Rafael Van der Saar, Arjen Robben, entre otros jugadores me ayudaron a hablar su mismo idioma. Todo iba bien hasta que se me ocurrió ir a comprar y terminé en otra fiesta. Bailando con un chico que me decía que había llegado en el momento justo a su vida. (No sabía a que se refería pero la cerveza estaba bien fría)

¿Haz visto a F? hace media hora que se fue. Todos en casa de A me buscaban en especial Y, el holandés al que había estado besando como si el mundo se fuera a acabar, salí de la fiesta y dejé al chico de la otra fiesta (él que me decía cada sonsera sacada de películas y comedias románticas).

En el momento, en el que cruzaba la calle me llegó un mensaje a mi celular era J “Feliz a*o”, dos palabras, marqué borrar y las imágenes de la última cita empezaron a  aflorar.

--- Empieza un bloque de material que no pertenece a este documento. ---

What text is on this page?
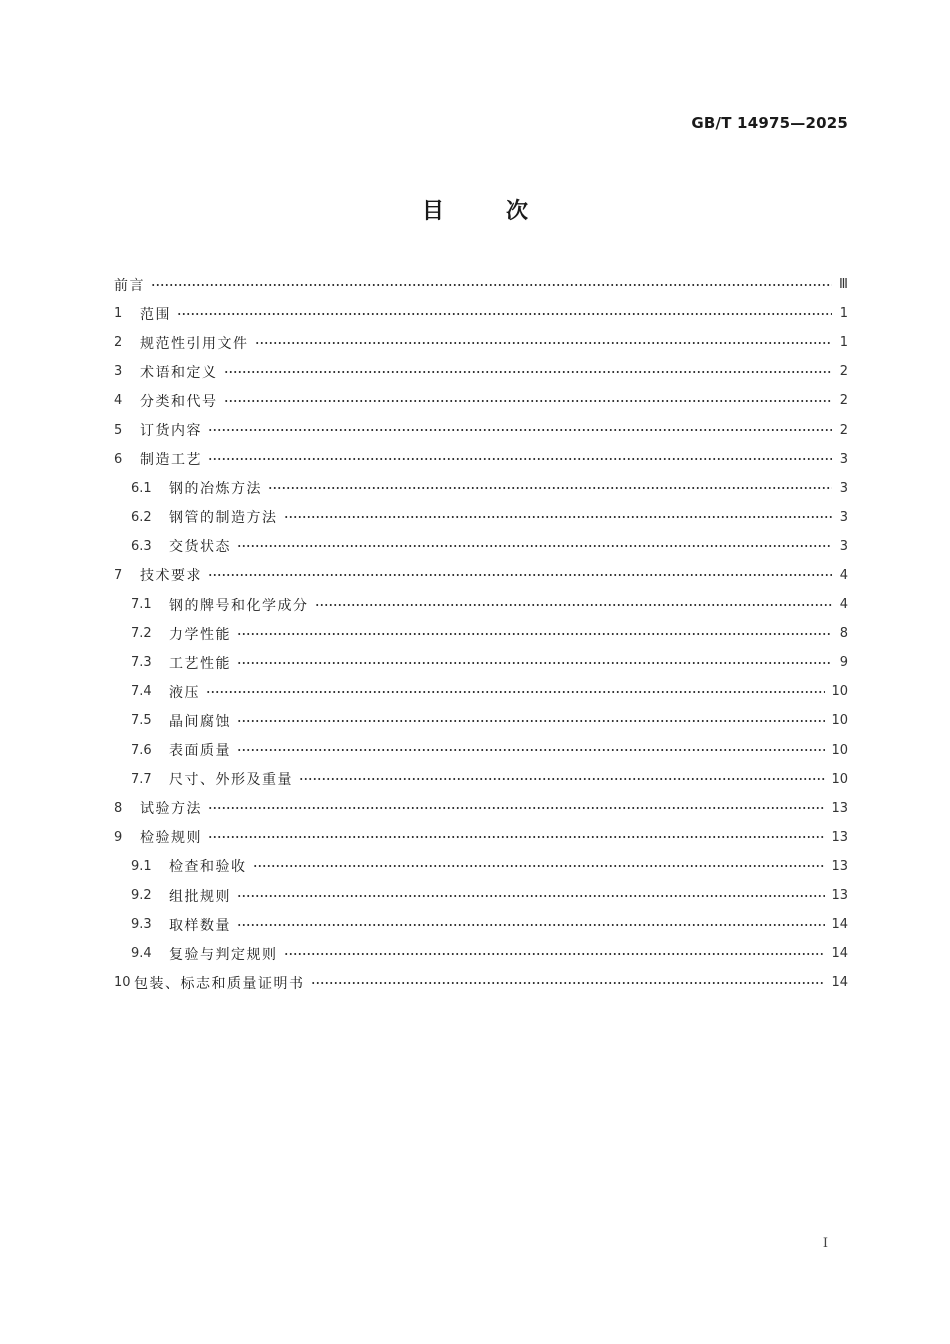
GB/T 14975—2025
目次
前言	Ⅲ
1	范围	1
2	规范性引用文件	1
3	术语和定义	2
4	分类和代号	2
5	订货内容	2
6	制造工艺	3
6.1	钢的冶炼方法	3
6.2	钢管的制造方法	3
6.3	交货状态	3
7	技术要求	4
7.1	钢的牌号和化学成分	4
7.2	力学性能	8
7.3	工艺性能	9
7.4	液压	10
7.5	晶间腐蚀	10
7.6	表面质量	10
7.7	尺寸、外形及重量	10
8	试验方法	13
9	检验规则	13
9.1	检查和验收	13
9.2	组批规则	13
9.3	取样数量	14
9.4	复验与判定规则	14
10 包装、标志和质量证明书	14
I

Tal vez si hubiera contestado el mensaje regresaría a mi ser melancólico que espera a que el príncipe azul se aparezca en su puerta, pero tales cosas no existen.  Ella apareció, ese ser  vampírico  ansioso de bebidas espirituosas y besos fugitivos me tomó de la mano y me regresó a los brazos de Y, a mi realidad.





Party girl

24 04 2008

John Mayer por que te gusta

El alcohol, los besos ocasionales y alguna que otra locura en un bar inglés me llevaron a conocerlo.

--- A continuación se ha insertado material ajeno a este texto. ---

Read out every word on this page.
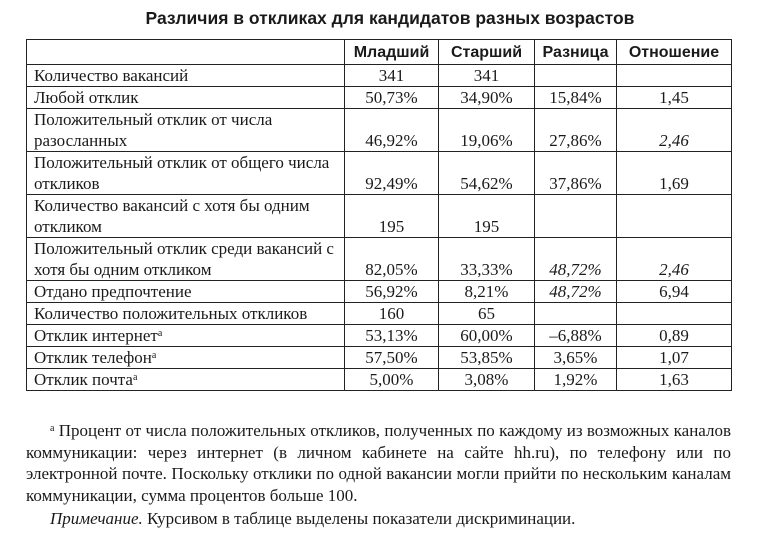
Различия в откликах для кандидатов разных возрастов
	Младший	Старший	Разница	Отношение
Количество вакансий	341	341		
Любой отклик	50,73%	34,90%	15,84%	1,45
Положительный отклик от числа разосланных	46,92%	19,06%	27,86%	2,46
Положительный отклик от общего числа откликов	92,49%	54,62%	37,86%	1,69
Количество вакансий с хотя бы одним откликом	195	195		
Положительный отклик среди вакансий с хотя бы одним откликом	82,05%	33,33%	48,72%	2,46
Отдано предпочтение	56,92%	8,21%	48,72%	6,94
Количество положительных откликов	160	65		
Отклик интернет$^a$	53,13%	60,00%	–6,88%	0,89
Отклик телефон$^a$	57,50%	53,85%	3,65%	1,07
Отклик почта$^a$	5,00%	3,08%	1,92%	1,63
$^a$ Процент от числа положительных откликов, полученных по каждому из возможных каналов коммуникации: через интернет (в личном кабинете на сайте hh.ru), по телефону или по электронной почте. Поскольку отклики по одной вакансии могли прийти по нескольким каналам коммуникации, сумма процентов больше 100.
Примечание. Курсивом в таблице выделены показатели дискриминации.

Digamos que esta es la historia de una joven que después de tener una relación de más cinco meses y sentirse devastada por la ruptura, decidió que para reencontrarse a sí misma, debía volver a ser quién era antes de conocerlo.

Volvió a salir con sus amigos “JP”, “F”, “O”, “C” y “G”, se paseó con ellos por bares, mostró sus pechos por una apuesta y se besó con su mejor amiga por sacarse de encima a un tipo.

Lima es un crisol de oportunidades para quienes desean llevar una vida desenfrenada, solo debes de escoger el distrito adecuado y terminar en el lugar correcto que ayude a desatarte.

Una noche, JP, F, O, C y G decidieron que tenían que salir con sus respectivas enamoradas y dejar de lado a esa amiga con la que conversan todo.

F salió a tomarse su respectiva Corona a un bar miraflorino llamado el “Old Pub”. Tras la primera cerveza, una camarera llegó y le entregó un papel: I knew I know you. (Sé que te conozco).

Empezó a mirar a su alrededor y ahí estaba, sentado con una cerveza en la mano sonriendo. Una media sonrisa, le diría después, y una sonrisa completa tras el primer beso.

Estuvieron riendo toda la noche, terminaron borrachos en otro bar, subidos en la barra cantando “I love Rock & Roll”, él le dijo que era Libra y ella le contestó que no pertenecía a esa secta de personas que creen que las estrellas tienen algo que ver con el futuro.

Bailaron hasta el amanecer y se besaron con la fruición con que lo hacen dos enamorados que estuvieron separados por la distancia. Aunque el lenguaje no los limitara, el tiempo sí lo hizo. Bastian volvió a Alemania dos semanas después. Los correos son ocasionales y aunque ya no se dicen “T. A” a la distancia. Siguen recordando esas noches en el bar, en el karaoke y en especial, esa luna que los acompañó mientras hacían el amor en la piscina de un hotel.